Here's my line of thinking:
In April 2003 we began an epic odyssey that would prove to be very rewarding in more ways than one. With the help of Ben Stafford, we made a commitment to move our bicycle shop from over two miles off the freeway, burried on the west end of Beaumont, to on the freeway.
One thing that we did was gut an old restaurant and convert it to a retail space. We had a great contractor who knew all the ropes, but that didn't prevent us from getting literally shut down, twice, by City Inspectors weilding guns and handcuffs! The City of Beaumont has extremely high standards, amont the highest in the country, for business to comply with when any construction is done. I will refrain from any further commentary, but I will point out that the City of Beaumont projects negative population growth in the next five years!

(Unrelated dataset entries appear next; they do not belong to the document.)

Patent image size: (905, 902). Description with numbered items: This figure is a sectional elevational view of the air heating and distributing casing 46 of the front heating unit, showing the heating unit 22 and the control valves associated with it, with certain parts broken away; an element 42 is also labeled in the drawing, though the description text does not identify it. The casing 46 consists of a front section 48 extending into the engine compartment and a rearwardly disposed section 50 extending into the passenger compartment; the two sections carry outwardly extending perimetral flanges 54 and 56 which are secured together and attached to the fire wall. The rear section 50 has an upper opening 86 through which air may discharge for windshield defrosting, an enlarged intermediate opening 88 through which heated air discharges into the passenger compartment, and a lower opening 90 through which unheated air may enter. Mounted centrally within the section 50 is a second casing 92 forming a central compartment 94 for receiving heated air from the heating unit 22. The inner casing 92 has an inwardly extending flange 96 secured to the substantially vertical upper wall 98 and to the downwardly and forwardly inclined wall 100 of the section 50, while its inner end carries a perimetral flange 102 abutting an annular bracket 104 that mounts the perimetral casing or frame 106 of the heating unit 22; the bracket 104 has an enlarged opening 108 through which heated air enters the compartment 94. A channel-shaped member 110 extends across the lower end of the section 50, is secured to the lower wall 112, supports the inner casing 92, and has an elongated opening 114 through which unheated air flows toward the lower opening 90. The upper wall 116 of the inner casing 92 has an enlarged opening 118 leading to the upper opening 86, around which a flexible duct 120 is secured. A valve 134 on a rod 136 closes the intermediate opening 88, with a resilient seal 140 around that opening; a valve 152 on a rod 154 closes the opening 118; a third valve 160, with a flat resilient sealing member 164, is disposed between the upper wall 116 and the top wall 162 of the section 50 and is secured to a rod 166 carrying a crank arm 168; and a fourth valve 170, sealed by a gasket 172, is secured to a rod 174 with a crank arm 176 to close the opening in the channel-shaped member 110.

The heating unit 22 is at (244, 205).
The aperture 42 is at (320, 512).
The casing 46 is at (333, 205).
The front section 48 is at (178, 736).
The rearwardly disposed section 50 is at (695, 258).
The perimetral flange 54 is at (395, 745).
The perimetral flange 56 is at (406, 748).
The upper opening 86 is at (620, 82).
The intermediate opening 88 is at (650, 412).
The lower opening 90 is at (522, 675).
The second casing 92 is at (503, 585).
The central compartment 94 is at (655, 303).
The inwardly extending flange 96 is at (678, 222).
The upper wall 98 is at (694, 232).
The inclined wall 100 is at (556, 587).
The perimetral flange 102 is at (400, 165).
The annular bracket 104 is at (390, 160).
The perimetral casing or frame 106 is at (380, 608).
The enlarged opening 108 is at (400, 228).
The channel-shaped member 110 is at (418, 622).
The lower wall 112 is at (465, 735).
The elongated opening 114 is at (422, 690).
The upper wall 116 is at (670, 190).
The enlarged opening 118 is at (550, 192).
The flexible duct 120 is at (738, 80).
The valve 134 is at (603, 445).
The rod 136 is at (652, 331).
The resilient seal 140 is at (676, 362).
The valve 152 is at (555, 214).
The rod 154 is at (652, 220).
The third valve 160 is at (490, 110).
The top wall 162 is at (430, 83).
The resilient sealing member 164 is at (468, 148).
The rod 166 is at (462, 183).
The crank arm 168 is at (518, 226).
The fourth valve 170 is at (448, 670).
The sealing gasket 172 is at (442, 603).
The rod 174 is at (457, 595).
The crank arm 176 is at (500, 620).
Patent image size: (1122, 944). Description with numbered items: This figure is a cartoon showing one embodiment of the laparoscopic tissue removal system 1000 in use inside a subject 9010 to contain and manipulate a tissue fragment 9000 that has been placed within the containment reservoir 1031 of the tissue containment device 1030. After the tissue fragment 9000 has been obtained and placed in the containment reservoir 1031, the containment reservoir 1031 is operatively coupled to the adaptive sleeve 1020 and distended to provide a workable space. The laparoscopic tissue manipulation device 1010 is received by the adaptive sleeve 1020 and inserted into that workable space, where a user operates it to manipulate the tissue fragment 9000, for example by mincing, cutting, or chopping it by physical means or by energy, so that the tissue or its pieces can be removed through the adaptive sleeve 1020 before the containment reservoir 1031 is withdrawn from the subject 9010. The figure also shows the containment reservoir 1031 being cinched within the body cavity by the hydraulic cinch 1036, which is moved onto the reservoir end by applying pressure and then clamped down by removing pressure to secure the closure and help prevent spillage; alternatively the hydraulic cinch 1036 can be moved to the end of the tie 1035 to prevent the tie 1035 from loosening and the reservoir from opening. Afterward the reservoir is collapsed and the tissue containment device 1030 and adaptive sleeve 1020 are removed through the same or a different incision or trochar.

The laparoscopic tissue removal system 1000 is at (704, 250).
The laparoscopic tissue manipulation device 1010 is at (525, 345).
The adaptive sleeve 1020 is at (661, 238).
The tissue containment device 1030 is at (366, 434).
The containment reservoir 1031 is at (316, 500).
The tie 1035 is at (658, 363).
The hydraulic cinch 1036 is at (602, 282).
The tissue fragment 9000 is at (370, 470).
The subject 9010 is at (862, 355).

Again, the City of Beaumont has adopted these very high standards for business to comply with, but they seem to have exempted themselves from other high standards that would improve the life of every citizen who lives and works here.

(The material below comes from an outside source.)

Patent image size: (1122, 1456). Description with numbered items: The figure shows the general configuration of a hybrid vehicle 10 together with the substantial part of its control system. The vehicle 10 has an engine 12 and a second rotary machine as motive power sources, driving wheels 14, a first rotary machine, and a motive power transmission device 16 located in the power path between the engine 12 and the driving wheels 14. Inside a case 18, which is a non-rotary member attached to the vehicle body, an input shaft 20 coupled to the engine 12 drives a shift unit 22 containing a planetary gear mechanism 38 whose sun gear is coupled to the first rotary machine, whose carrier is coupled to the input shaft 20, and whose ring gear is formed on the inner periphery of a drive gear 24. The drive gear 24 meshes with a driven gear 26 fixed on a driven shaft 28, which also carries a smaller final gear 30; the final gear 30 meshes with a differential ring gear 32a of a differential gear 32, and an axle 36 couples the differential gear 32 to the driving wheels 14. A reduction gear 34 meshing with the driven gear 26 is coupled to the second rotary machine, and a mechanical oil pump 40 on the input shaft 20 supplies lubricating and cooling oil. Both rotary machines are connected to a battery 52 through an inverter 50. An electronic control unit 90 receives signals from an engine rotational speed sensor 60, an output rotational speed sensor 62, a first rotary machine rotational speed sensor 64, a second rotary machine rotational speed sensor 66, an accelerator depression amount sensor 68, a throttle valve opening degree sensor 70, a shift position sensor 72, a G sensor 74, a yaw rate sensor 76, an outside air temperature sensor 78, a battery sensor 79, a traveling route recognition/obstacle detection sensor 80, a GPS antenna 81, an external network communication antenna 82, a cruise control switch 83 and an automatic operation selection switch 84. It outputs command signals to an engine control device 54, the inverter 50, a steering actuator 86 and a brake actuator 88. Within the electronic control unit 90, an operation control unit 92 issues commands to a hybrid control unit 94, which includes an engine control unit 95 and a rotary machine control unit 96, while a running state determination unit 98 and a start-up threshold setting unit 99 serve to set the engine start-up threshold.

The city is Zoned, so there is clearly a shopping district and a residential district. But, there is no clear path connecting the two for any means of transportation but automobile or truck.
It seems a responsibility, not an option, that if the city can mandate what private citicens can do what with their land that the governors of that land would provide safe alternative routes for people to travel who want to do so in a healthy environmentally responsible way.
I will skip the topic of roadway repair. . . and offer this simple explanation in the City's defense- WE LIVE ON A MUD FLAT. It's nearly impossible to build a stable road on unstable soil.
At one time traffic lights on major arteries were co-ordinated. In theory, you could begin at one end of town, drive cross town and never have to stop. This saved precious gas, time, frustration and wear and tear on the citizens cars and most importantly, reduced emissions and it did. We need that again.
Another thing that the City has appearently overlooked is the bicycle as a mode of transportation. Again as I drove on Lucas and saw how wide the road is, I thought how simple it would be to make the middle 12-18" narrower, and make the outside lane narrower by the same amount with a stripe and designate a cycling path. A few signs:
Share the Road
Watch for Bicycles
Yeild to Bicycles
Would make for a nice reminder to motorists to be courteous.